Abstract:
Schistosomiasis caused by Schistosoma japonicum (S. japonicum) is a major public health problem in the Philippines, China and Indonesia. In this study, the immunopotentiator CpG-ODN was encapsulated within chitosan nanoparticles (Chi NPs) to create a combination adjuvant (Chi-CpG NP). This approach was employed to enhance the immunogenicity of 26 kDa glutathione S-transferase (Sj26GST) from S. japonicum through intranasal immunization. The results demonstrated higher levels of specific anti-Sj26GST antibodies and Sj26GST-specific splenocyte proliferation compared to mice that were immunized with Sj26GST + Chi-CpG NP. Cytokine analysis of splenocytes revealed that the Sj26GST + Chi-CpG NP induced a slight Th1-biased immune response, with increased production of IFN-γ by CD4+ T-cells in the spleen. Subsequently, mice were intradermally inoculated with 1 × 107 organisms in the Coeliac cavity. The bacterial organ burden detected in the liver of immunized mice suggested that Sj26GST + Chi-CpG NP enhances protective immunity to inhibit S. japonicum colonization. Therefore, Sj26GST + Chi-CpG NP vaccination enhances Sj26GST-specific immunogenicity and provides protection against S. japonicum.
摘要:
日本血吸虫引起的血吸虫病(S.japonicum)是菲律宾的主要公共卫生问题,中国和印度尼西亚。

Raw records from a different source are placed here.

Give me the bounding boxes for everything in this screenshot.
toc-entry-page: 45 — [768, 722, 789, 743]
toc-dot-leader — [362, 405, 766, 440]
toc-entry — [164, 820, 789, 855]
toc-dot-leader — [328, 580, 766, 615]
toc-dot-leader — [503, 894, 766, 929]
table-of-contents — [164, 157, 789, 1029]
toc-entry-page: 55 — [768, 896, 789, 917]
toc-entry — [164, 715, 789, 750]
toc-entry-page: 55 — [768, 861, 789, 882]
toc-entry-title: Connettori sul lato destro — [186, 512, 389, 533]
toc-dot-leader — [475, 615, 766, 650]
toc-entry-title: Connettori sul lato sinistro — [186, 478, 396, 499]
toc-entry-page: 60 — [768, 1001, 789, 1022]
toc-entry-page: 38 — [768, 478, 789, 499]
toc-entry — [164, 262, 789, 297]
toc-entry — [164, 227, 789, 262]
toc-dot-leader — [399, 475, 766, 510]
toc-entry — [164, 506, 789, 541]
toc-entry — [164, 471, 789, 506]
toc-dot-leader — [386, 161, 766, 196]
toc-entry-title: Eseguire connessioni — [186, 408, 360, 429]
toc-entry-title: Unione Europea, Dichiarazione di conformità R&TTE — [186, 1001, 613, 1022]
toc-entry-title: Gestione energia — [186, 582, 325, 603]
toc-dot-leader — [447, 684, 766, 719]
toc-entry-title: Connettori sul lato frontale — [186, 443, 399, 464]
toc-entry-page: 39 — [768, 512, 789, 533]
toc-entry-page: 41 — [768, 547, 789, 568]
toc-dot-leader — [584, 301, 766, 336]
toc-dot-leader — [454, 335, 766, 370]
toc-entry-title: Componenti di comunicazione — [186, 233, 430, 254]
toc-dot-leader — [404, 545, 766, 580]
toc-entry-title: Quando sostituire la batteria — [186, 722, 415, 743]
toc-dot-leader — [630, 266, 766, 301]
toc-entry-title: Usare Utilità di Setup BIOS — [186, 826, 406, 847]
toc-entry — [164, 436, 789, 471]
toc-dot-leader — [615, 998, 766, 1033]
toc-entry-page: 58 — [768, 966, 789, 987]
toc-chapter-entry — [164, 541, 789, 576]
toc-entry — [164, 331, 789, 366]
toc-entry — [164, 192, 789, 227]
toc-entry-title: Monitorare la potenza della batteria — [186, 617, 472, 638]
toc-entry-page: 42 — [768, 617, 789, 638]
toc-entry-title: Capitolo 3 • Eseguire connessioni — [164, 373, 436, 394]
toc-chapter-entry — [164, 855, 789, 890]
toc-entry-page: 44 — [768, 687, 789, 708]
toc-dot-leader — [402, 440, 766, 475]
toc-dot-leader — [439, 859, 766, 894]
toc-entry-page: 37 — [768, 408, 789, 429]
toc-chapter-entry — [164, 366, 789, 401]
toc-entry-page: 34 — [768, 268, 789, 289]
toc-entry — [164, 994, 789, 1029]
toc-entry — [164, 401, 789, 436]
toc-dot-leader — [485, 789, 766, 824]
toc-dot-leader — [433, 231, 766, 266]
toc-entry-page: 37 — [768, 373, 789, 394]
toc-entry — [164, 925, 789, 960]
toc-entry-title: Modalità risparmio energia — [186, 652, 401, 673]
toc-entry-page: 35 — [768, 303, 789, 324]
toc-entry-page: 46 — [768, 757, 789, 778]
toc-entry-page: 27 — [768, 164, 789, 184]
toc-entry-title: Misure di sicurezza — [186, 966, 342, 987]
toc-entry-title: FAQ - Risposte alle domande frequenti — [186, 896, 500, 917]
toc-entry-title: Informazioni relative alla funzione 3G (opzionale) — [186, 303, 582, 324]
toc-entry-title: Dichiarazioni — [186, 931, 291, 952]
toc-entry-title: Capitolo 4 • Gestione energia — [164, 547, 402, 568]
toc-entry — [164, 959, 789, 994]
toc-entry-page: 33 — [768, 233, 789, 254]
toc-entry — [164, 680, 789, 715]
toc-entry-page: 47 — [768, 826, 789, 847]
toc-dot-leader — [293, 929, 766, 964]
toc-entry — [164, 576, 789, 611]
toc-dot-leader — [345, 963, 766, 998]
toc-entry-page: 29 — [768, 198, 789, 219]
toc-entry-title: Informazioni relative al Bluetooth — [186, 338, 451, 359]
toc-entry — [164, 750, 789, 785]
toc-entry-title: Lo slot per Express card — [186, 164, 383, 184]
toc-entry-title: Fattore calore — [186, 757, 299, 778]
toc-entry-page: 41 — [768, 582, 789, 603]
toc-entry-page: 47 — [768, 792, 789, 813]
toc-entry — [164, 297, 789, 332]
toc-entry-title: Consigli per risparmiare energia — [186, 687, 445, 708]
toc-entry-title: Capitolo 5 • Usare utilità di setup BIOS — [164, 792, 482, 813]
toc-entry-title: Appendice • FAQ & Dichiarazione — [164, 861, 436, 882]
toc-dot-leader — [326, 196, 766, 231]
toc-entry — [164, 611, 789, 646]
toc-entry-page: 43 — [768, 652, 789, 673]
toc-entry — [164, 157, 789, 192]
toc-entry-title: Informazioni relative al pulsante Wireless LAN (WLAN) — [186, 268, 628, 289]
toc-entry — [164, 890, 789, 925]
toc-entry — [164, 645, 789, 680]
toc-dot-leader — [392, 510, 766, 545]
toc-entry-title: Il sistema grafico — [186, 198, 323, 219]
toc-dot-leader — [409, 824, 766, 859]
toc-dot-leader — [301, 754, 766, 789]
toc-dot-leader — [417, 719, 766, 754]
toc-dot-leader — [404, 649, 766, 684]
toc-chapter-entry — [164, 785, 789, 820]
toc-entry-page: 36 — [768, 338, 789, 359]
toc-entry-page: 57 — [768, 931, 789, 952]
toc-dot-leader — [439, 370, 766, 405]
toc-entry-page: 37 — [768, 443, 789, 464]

在这项研究中,将免疫增强剂CpG-ODN包封在壳聚糖纳米颗粒(ChiNP)中以产生组合佐剂(Chi-CpGNP)。该方法用于通过鼻内免疫增强来自日本血吸虫的26kDa谷胱甘肽S-转移酶(Sj26GST)的免疫原性。结果显示,与用Sj26GST+Chi-CpGNP免疫的小鼠相比,更高水平的特异性抗Sj26GST抗体和Sj26GST特异性脾细胞增殖。脾细胞的细胞因子分析显示,Sj26GST+Chi-CpGNP诱导了轻微的Th1偏向性免疫应答,脾脏中CD4+T细胞产生的IFN-γ增加。随后,小鼠腹腔皮内接种1×107种生物。在免疫小鼠的肝脏中检测到的细菌器官负荷表明Sj26GSTChi-CpGNP增强保护性免疫以抑制日本血吸虫定植。因此,Sj26GST+Chi-CpGNP疫苗接种增强Sj26GST特异性免疫原性并提供针对日本血吸虫的保护。